FXT1 is a texture compression scheme for 3D graphics, invented by the hardware vendor 3dfx Interactive and offered as an open source rival standard to S3TC in September 1999, a year after S3TC had been adopted by Microsoft as part of DirectX. Limited vendor hardware support has been a barrier to its acceptance. Notably, despite being open source, FXT1 was not adopted by Nintendo for the GameCube, nor by Sony for the PlayStation 3, in both cases losing out to the established S3TC standard. Another possible reason for its lack of adoption is that the CC_MIXED mode (see below) probably infringes the S3TC patent.

Four different compression algorithms are used by FXT1, chosen at a block level to optimize visual quality. Having to select an optimal path for each texture ensured FXT1 was relatively slow at compression, making it unsuitable for real-time compression in applications.

The original white paper did not follow well-known scientific rules, being actually a commercial presentation. The lack of theoretical guidance from the inventors might have been the cause of badly optimized compression scheme selection code, and despite potentially better performance due to four available compression schemes instead of one (as in S3TC), FXT1 did not show any quality improvements to S3TC, being inferior to it in most test cases.

In hindsight, FXT1 might have been more successful if 3dfx spent more effort examining optimization of the CC_MIXED compression mode, more similar to S3TC, and dropped the other three codecs from the standard. 3dfx was subsequently taken over by Nvidia who have continued to support S3TC as their preferred compression tool.

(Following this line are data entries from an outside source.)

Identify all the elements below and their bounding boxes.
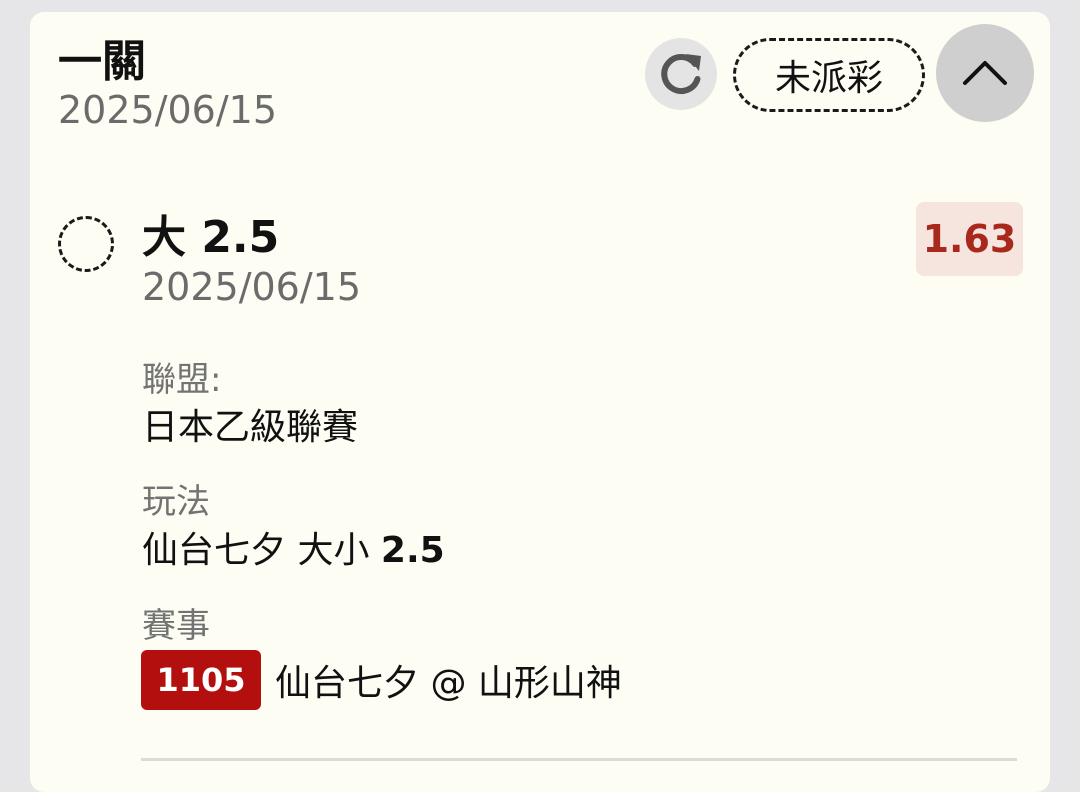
odds-badge: 1.63: [916, 202, 1023, 276]
bet-type-title: 一關: [58, 36, 146, 87]
league-value: 日本乙級聯賽: [142, 407, 359, 448]
refresh-icon: [661, 54, 701, 94]
market-line-value: 2.5: [380, 530, 445, 571]
selection-date: 2025/06/15: [142, 265, 362, 309]
chevron-up-icon: [963, 61, 1007, 85]
bet-card: 一關 2025/06/15 未派彩 大 2.5 2025/06/15 1.63 …: [30, 12, 1050, 792]
match-name: 仙台七夕 @ 山形山神: [275, 663, 622, 704]
market-label: 玩法: [142, 482, 210, 522]
selection-status-icon[interactable]: [58, 216, 114, 272]
match-row: 1105 仙台七夕 @ 山形山神: [141, 650, 622, 710]
bet-date: 2025/06/15: [58, 88, 278, 132]
settlement-status-badge: 未派彩: [733, 38, 925, 112]
collapse-button[interactable]: [936, 24, 1034, 122]
match-label: 賽事: [142, 606, 210, 646]
match-id-badge: 1105: [141, 650, 261, 710]
market-value: 仙台七夕 大小 2.5: [142, 530, 445, 572]
league-label: 聯盟:: [142, 360, 222, 400]
refresh-button[interactable]: [645, 38, 717, 110]
selection-title: 大 2.5: [142, 212, 280, 263]
market-value-text: 仙台七夕 大小: [142, 530, 381, 571]
divider: [141, 758, 1017, 761]
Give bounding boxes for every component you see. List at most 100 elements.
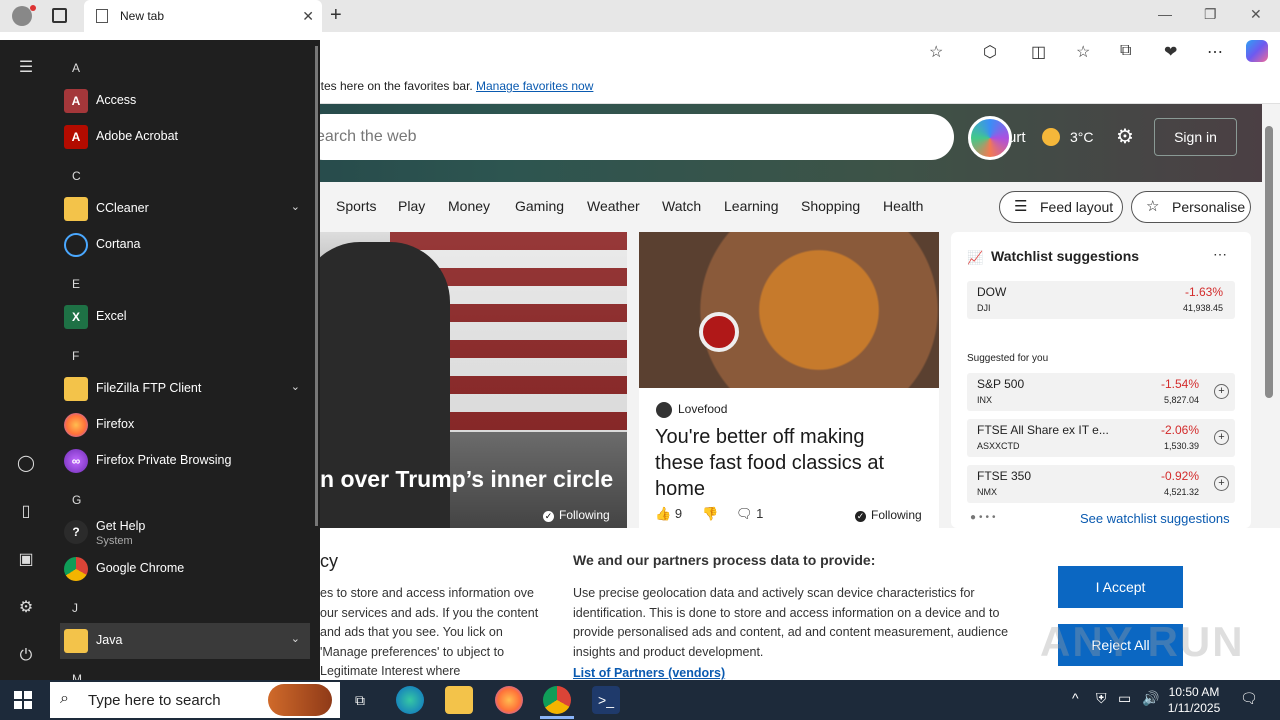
network-icon[interactable]: ▭ bbox=[1118, 690, 1131, 707]
performance-icon[interactable]: ❤ bbox=[1164, 42, 1177, 62]
news-card-1-headline[interactable]: n over Trump’s inner circle bbox=[320, 466, 613, 493]
hamburger-menu-icon[interactable]: ☰ bbox=[14, 56, 38, 80]
tab-actions-icon[interactable] bbox=[52, 8, 67, 23]
copilot-button[interactable] bbox=[968, 116, 1012, 160]
pictures-icon[interactable]: ▣ bbox=[14, 548, 38, 572]
personalise-button[interactable]: ☆ Personalise bbox=[1131, 191, 1251, 223]
app-label: Get Help bbox=[96, 519, 146, 533]
security-icon[interactable]: ⛨ bbox=[1096, 690, 1107, 707]
add-to-watchlist-icon[interactable]: + bbox=[1214, 476, 1229, 491]
page-scrollbar-thumb[interactable] bbox=[1265, 126, 1273, 398]
favorite-star-icon[interactable]: ☆ bbox=[929, 42, 943, 62]
accept-button[interactable]: I Accept bbox=[1058, 566, 1183, 608]
nav-weather[interactable]: Weather bbox=[587, 198, 640, 214]
file-explorer-icon[interactable] bbox=[445, 686, 473, 714]
nav-learning[interactable]: Learning bbox=[724, 198, 779, 214]
app-ccleaner[interactable]: CCleaner ⌄ bbox=[60, 191, 310, 227]
letter-heading[interactable]: M bbox=[72, 672, 82, 680]
chrome-taskbar-icon[interactable] bbox=[543, 686, 571, 714]
settings-gear-icon[interactable]: ⚙ bbox=[1116, 124, 1134, 149]
like-button[interactable]: 👍 9 bbox=[655, 506, 682, 522]
minimize-button[interactable]: — bbox=[1158, 6, 1172, 22]
nav-play[interactable]: Play bbox=[398, 198, 425, 214]
add-to-watchlist-icon[interactable]: + bbox=[1214, 430, 1229, 445]
see-watchlist-link[interactable]: See watchlist suggestions bbox=[1080, 511, 1230, 526]
nav-watch[interactable]: Watch bbox=[662, 198, 701, 214]
weather-icon[interactable] bbox=[1042, 128, 1060, 146]
address-bar[interactable] bbox=[320, 37, 960, 67]
stock-row[interactable]: FTSE All Share ex IT e... ASXXCTD -2.06%… bbox=[967, 419, 1235, 457]
location-label[interactable]: urt bbox=[1008, 129, 1026, 146]
more-icon[interactable]: ⋯ bbox=[1207, 42, 1223, 62]
nav-money[interactable]: Money bbox=[448, 198, 490, 214]
nav-gaming[interactable]: Gaming bbox=[515, 198, 564, 214]
extensions-icon[interactable]: ⬡ bbox=[983, 42, 997, 62]
app-access[interactable]: A Access bbox=[60, 83, 310, 119]
volume-icon[interactable]: 🔊 bbox=[1142, 690, 1159, 707]
manage-favorites-link[interactable]: Manage favorites now bbox=[476, 79, 593, 93]
system-clock[interactable]: 10:50 AM 1/11/2025 bbox=[1166, 684, 1222, 716]
letter-heading[interactable]: J bbox=[72, 601, 78, 615]
close-tab-icon[interactable]: ✕ bbox=[302, 8, 314, 25]
app-google-chrome[interactable]: Google Chrome bbox=[60, 551, 310, 587]
letter-heading[interactable]: E bbox=[72, 277, 80, 291]
page-icon bbox=[96, 9, 108, 23]
dislike-icon[interactable]: 👎 bbox=[702, 506, 718, 522]
show-hidden-icons[interactable]: ^ bbox=[1072, 690, 1079, 706]
start-menu-scrollbar[interactable] bbox=[315, 46, 318, 526]
task-view-icon[interactable]: ⧉ bbox=[346, 686, 374, 714]
letter-heading[interactable]: F bbox=[72, 349, 79, 363]
collections-icon[interactable]: ⧉ bbox=[1120, 42, 1131, 60]
notification-icon[interactable]: 🗨 bbox=[1240, 690, 1258, 707]
app-adobe-acrobat[interactable]: A Adobe Acrobat bbox=[60, 119, 310, 155]
stock-symbol: NMX bbox=[977, 487, 997, 497]
powershell-icon[interactable]: >_ bbox=[592, 686, 620, 714]
restore-button[interactable]: ❐ bbox=[1204, 6, 1217, 23]
letter-heading[interactable]: G bbox=[72, 493, 81, 507]
taskbar-search-box[interactable]: ⌕ Type here to search bbox=[50, 682, 340, 718]
copilot-icon[interactable] bbox=[1246, 40, 1268, 62]
sign-in-button[interactable]: Sign in bbox=[1154, 118, 1237, 156]
nav-health[interactable]: Health bbox=[883, 198, 923, 214]
feed-layout-button[interactable]: ☰ Feed layout bbox=[999, 191, 1123, 223]
check-icon: ✓ bbox=[543, 511, 554, 522]
carousel-dots[interactable]: ●••• bbox=[970, 512, 999, 523]
partners-link[interactable]: List of Partners (vendors) bbox=[573, 666, 725, 680]
close-window-button[interactable]: ✕ bbox=[1250, 6, 1262, 23]
app-java[interactable]: Java ⌄ bbox=[60, 623, 310, 659]
nav-shopping[interactable]: Shopping bbox=[801, 198, 860, 214]
letter-heading[interactable]: C bbox=[72, 169, 81, 183]
stock-row[interactable]: S&P 500 INX -1.54% 5,827.04 + bbox=[967, 373, 1235, 411]
power-icon[interactable]: ⏻ bbox=[14, 644, 38, 668]
app-firefox[interactable]: Firefox bbox=[60, 407, 310, 443]
news-card-2-headline[interactable]: You're better off making these fast food… bbox=[655, 424, 915, 502]
stock-row[interactable]: DOW DJI -1.63% 41,938.45 bbox=[967, 281, 1235, 319]
add-to-watchlist-icon[interactable]: + bbox=[1214, 384, 1229, 399]
watchlist-more-icon[interactable]: ⋯ bbox=[1213, 246, 1227, 263]
letter-heading[interactable]: A bbox=[72, 61, 80, 75]
card2-following[interactable]: ✓ Following bbox=[855, 508, 922, 522]
windows-start-icon[interactable] bbox=[14, 691, 32, 709]
comment-button[interactable]: 🗨 1 bbox=[736, 506, 763, 522]
stock-row[interactable]: FTSE 350 NMX -0.92% 4,521.32 + bbox=[967, 465, 1235, 503]
documents-icon[interactable]: ▯ bbox=[14, 500, 38, 524]
nav-sports[interactable]: Sports bbox=[336, 198, 376, 214]
app-firefox-private[interactable]: ∞ Firefox Private Browsing bbox=[60, 443, 310, 479]
app-get-help[interactable]: ? Get Help System bbox=[60, 514, 310, 554]
tab-new-tab[interactable]: New tab ✕ bbox=[84, 0, 322, 32]
app-cortana[interactable]: Cortana bbox=[60, 227, 310, 263]
app-filezilla[interactable]: FileZilla FTP Client ⌄ bbox=[60, 371, 310, 407]
settings-icon[interactable]: ⚙ bbox=[14, 596, 38, 620]
firefox-taskbar-icon[interactable] bbox=[495, 686, 523, 714]
user-account-icon[interactable]: ◯ bbox=[14, 452, 38, 476]
temperature[interactable]: 3°C bbox=[1070, 129, 1094, 145]
split-screen-icon[interactable]: ◫ bbox=[1031, 42, 1046, 62]
profile-avatar[interactable] bbox=[12, 6, 32, 26]
card2-source[interactable]: Lovefood bbox=[656, 402, 727, 418]
card1-following[interactable]: ✓ Following bbox=[543, 508, 610, 522]
favorites-icon[interactable]: ☆ bbox=[1076, 42, 1090, 62]
new-tab-button[interactable]: + bbox=[330, 4, 342, 27]
app-excel[interactable]: X Excel bbox=[60, 299, 310, 335]
edge-icon[interactable] bbox=[396, 686, 424, 714]
web-search-box[interactable]: earch the web bbox=[300, 114, 954, 160]
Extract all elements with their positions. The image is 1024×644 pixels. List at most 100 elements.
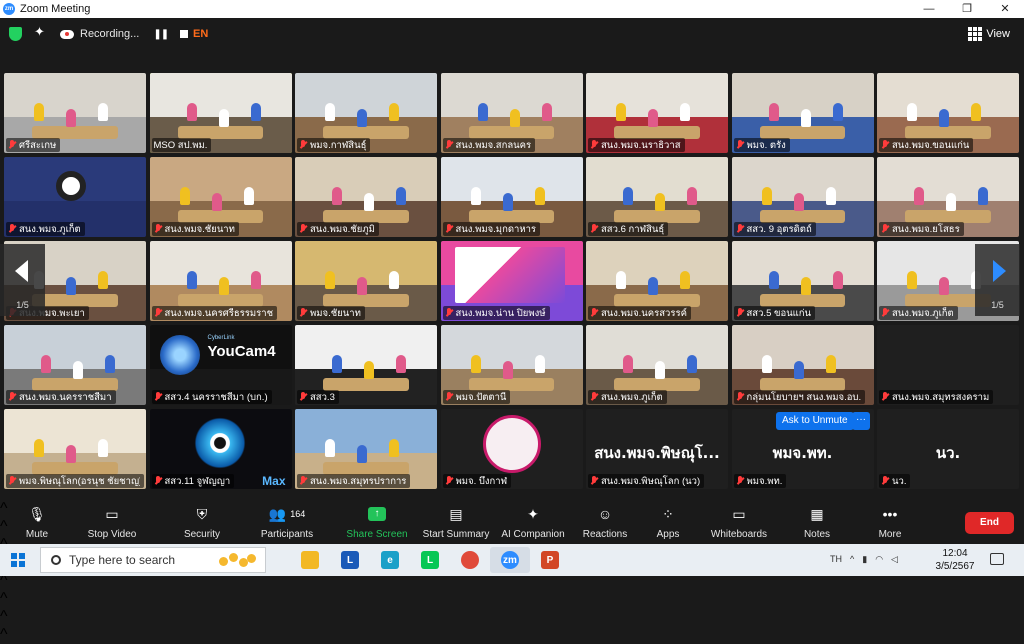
notes-button[interactable]: ▦ Notes: [801, 504, 833, 541]
taskbar-search-box[interactable]: Type here to search: [40, 547, 266, 573]
participant-video-tile[interactable]: สสว. 9 อุตรดิตถ์: [731, 157, 874, 237]
tray-language[interactable]: TH: [830, 554, 842, 565]
start-summary-button[interactable]: ▤ Start Summary: [421, 504, 491, 541]
muted-mic-icon: [590, 392, 598, 402]
participant-video-tile[interactable]: Max สสว.11 จูฬญญา: [149, 409, 292, 489]
ai-companion-icon: ✦: [527, 505, 539, 522]
participant-figure: [364, 193, 374, 211]
participant-video-tile[interactable]: สนง.พมจ.นครศรีธรรมราช: [149, 241, 292, 321]
close-icon[interactable]: ✕: [986, 0, 1024, 18]
participant-video-tile[interactable]: สนง.พมจ.นครสวรรค์: [586, 241, 728, 321]
whiteboards-label: Whiteboards: [710, 529, 768, 540]
start-summary-label: Start Summary: [422, 529, 490, 540]
participant-video-tile[interactable]: พมจ.ชัยนาท: [295, 241, 437, 321]
taskbar-app-chrome[interactable]: [450, 547, 490, 573]
ai-companion-button[interactable]: ✦ AI Companion: [500, 504, 566, 541]
taskbar-app-line[interactable]: L: [410, 547, 450, 573]
participant-video-tile[interactable]: พมจ.ปัตตานี: [440, 325, 583, 405]
participant-video-tile[interactable]: สนง.พมจ.น่าน ปิยพงษ์: [440, 241, 583, 321]
participant-video-tile[interactable]: พมจ. บึงกาฬ: [440, 409, 583, 489]
mute-button[interactable]: 🎙 Mute: [22, 504, 52, 541]
participant-figure: [357, 109, 367, 127]
minimize-icon[interactable]: —: [910, 0, 948, 18]
apps-button[interactable]: ⁘ Apps: [652, 504, 684, 541]
participant-video-tile[interactable]: สนง.พมจ.นครราชสีมา: [4, 325, 146, 405]
participant-video-tile[interactable]: พมจ.พิษณุโลก(อรนุช ชัยชาญ): [4, 409, 146, 489]
previous-page-button[interactable]: 1/5: [0, 244, 45, 316]
more-button[interactable]: ••• More: [874, 504, 906, 540]
participant-video-tile[interactable]: สนง.พมจ.นราธิวาส: [586, 73, 728, 153]
speaker-icon[interactable]: ◁: [891, 554, 898, 565]
ai-sparkle-icon[interactable]: ✦: [34, 24, 45, 40]
participant-video-tile[interactable]: สนง.พมจ.สมุทรสงคราม: [877, 325, 1019, 405]
participant-video-tile[interactable]: ศรีสะเกษ: [4, 73, 146, 153]
participant-video-tile[interactable]: สนง.พมจ.ขอนแก่น: [877, 73, 1019, 153]
participant-figure: [825, 187, 836, 205]
apps-options-chevron-icon[interactable]: ^: [0, 590, 1024, 608]
participant-video-tile[interactable]: CyberLink YouCam4 สสว.4 นครราชสีมา (บก.): [149, 325, 292, 405]
participant-name: สนง.พมจ.นครสวรรค์: [601, 307, 687, 319]
language-interpretation-button[interactable]: EN: [193, 28, 208, 40]
participant-video-tile[interactable]: สสว.5 ขอนแก่น: [731, 241, 874, 321]
security-button[interactable]: ⛨ Security: [180, 504, 224, 541]
participant-name-tag: สนง.พมจ.น่าน ปิยพงษ์: [442, 306, 550, 320]
share-screen-button[interactable]: ↑ Share Screen: [345, 504, 409, 540]
taskbar-app-file-explorer[interactable]: [290, 547, 330, 573]
whiteboards-button[interactable]: ▭ Whiteboards: [708, 504, 770, 541]
participant-video-tile[interactable]: สสว.3: [295, 325, 437, 405]
participant-video-tile[interactable]: กลุ่มนโยบายฯ สนง.พมจ.อบ.: [731, 325, 874, 405]
page-indicator-right: 1/5: [991, 300, 1004, 310]
taskbar-app-l-app[interactable]: L: [330, 547, 370, 573]
participant-figure: [946, 193, 956, 211]
participant-video-tile[interactable]: สนง.พมจ.มุกดาหาร: [440, 157, 583, 237]
windows-start-icon[interactable]: [11, 553, 25, 567]
participant-figure: [680, 271, 690, 289]
wifi-icon[interactable]: ◠: [875, 554, 883, 565]
chevron-up-icon[interactable]: ^: [850, 554, 854, 565]
view-label: View: [986, 28, 1010, 40]
participant-video-tile[interactable]: สนง.พมจ.ภูเก็ต: [586, 325, 728, 405]
participant-video-tile[interactable]: สนง.พมจ.ชัยนาท: [149, 157, 292, 237]
participant-video-tile[interactable]: สนง.พมจ.ชัยภูมิ: [295, 157, 437, 237]
security-shield-icon[interactable]: [9, 27, 22, 41]
participant-video-tile[interactable]: สนง.พมจ.สมุทรปราการ: [295, 409, 437, 489]
participant-figure: [825, 355, 836, 373]
reactions-button[interactable]: ☺ Reactions: [582, 504, 628, 540]
view-button[interactable]: View: [968, 27, 1010, 41]
participant-video-tile[interactable]: สนง.พมจ.ภูเก็ต: [4, 157, 146, 237]
participants-button[interactable]: 👥 164 Participants: [258, 504, 316, 541]
participant-name: สนง.พมจ.สกลนคร: [455, 139, 532, 151]
participant-name-tag: สนง.พมจ.พิษณุโลก (นว): [588, 474, 705, 488]
obs-logo-icon: [56, 171, 86, 201]
next-page-button[interactable]: 1/5: [975, 244, 1020, 316]
end-meeting-button[interactable]: End: [965, 512, 1014, 534]
participant-video-tile[interactable]: พมจ.กาฬสินธุ์: [295, 73, 437, 153]
participant-video-tile[interactable]: สนง.พมจ.พิษณุโ... สนง.พมจ.พิษณุโลก (นว): [586, 409, 728, 489]
participant-video-tile[interactable]: พมจ. ตรัง: [731, 73, 874, 153]
muted-mic-icon: [445, 392, 453, 402]
ask-to-unmute-button[interactable]: Ask to Unmute: [776, 412, 854, 430]
maximize-icon[interactable]: ❐: [948, 0, 986, 18]
notes-options-chevron-icon[interactable]: ^: [0, 626, 1024, 644]
participant-figure: [470, 355, 481, 373]
participant-video-tile[interactable]: MSO สป.พม.: [149, 73, 292, 153]
taskbar-app-edge[interactable]: e: [370, 547, 410, 573]
whiteboards-options-chevron-icon[interactable]: ^: [0, 608, 1024, 626]
presentation-slide: [454, 247, 565, 303]
participant-video-tile[interactable]: สนง.พมจ.ยโสธร: [877, 157, 1019, 237]
participant-video-tile[interactable]: สนง.พมจ.สกลนคร: [440, 73, 583, 153]
stop-video-button[interactable]: ▭ Stop Video: [84, 504, 140, 541]
taskbar-app-powerpoint[interactable]: P: [530, 547, 570, 573]
participant-video-tile[interactable]: สสว.6 กาฬสินธุ์: [586, 157, 728, 237]
tile-more-options-button[interactable]: ···: [852, 412, 870, 430]
pause-recording-icon[interactable]: ❚❚: [153, 29, 169, 40]
taskbar-clock[interactable]: 12:04 3/5/2567: [930, 547, 980, 573]
notification-icon[interactable]: [990, 553, 1004, 565]
participant-video-tile[interactable]: นว. นว.: [877, 409, 1019, 489]
participant-name-tag: สนง.พมจ.นราธิวาส: [588, 138, 685, 152]
stop-recording-icon[interactable]: [180, 30, 189, 38]
chrome-icon: [461, 551, 479, 569]
taskbar-app-zoom[interactable]: zm: [490, 547, 530, 573]
battery-icon[interactable]: ▮: [862, 554, 867, 565]
participant-figure: [250, 103, 261, 121]
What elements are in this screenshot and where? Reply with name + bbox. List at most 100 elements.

== Compression algorithms ==

Four different compression algorithms are set out in the original white paper:

- CC_MIXED (similar to other S3TC)
  A 4x4 texel block is represented by two bits-per-texel for opaque textures. Additionally, each block has two 16-bit colors stored in an RGB 565 format. The two RGB 565 colors and two additional colors (created by interpolating between the two RGB 565 colors) form the primary colors for this texel block and its associated four color lookup table. A 2-bit index is used to determine which color from the lookup table will be used for each texel in the 4x4 block. Transparent textures are created by making one of the four colors transparent.
- CC_HI (best for spatial resolution)
  A 4×8 texel block is represented by three bits-per-texel for opaque and transparent textures. Each block stores two 15-bit colors in an RGB 555 format. The two RGB 555 colors and five additional colors (created by interpolating between the two RGB 555 colors) form the primary colors for this texel block. Additionally, an eighth color is defined to be the transparent color. A 3-bit index is used to determine which color from the 8-entry lookup table will be used for each texel in the 4x8 block.
- CC_CHROMA (good at complex color areas)
  A 4×8 texel block is represented by two bits-per-texel for opaque textures. Each block stores four 15-bit colors in an RGB 555 format. All four colors are used directly with no interpolation to form a 4-entry lookup table. The 2-bit index assigned to each texel in the block is used to determine which of the four colors is assigned to each individual texel. Note that Colors4 only applies to opaque textures, as it does not support transparency.
- CC_ALPHA (gives the best control over complex alpha transparencies at four bits-per-texel)
  A 4×8 texel block is represented by two bits-per-texel for opaque and transparent textures. Each block stores three 20-bit colors stored in a 5555 format. The first and second 20-bit colors are used for the primary colors of the left 4x4 block, while the second and third colors are used for the primary colors of the right 4×4 block. Two additional colors are created in each block by interpolating between the two primary colors for that block. A 2-bit index is assigned to each texel in the block and a lookup table is used to determine which color is applied to each texel.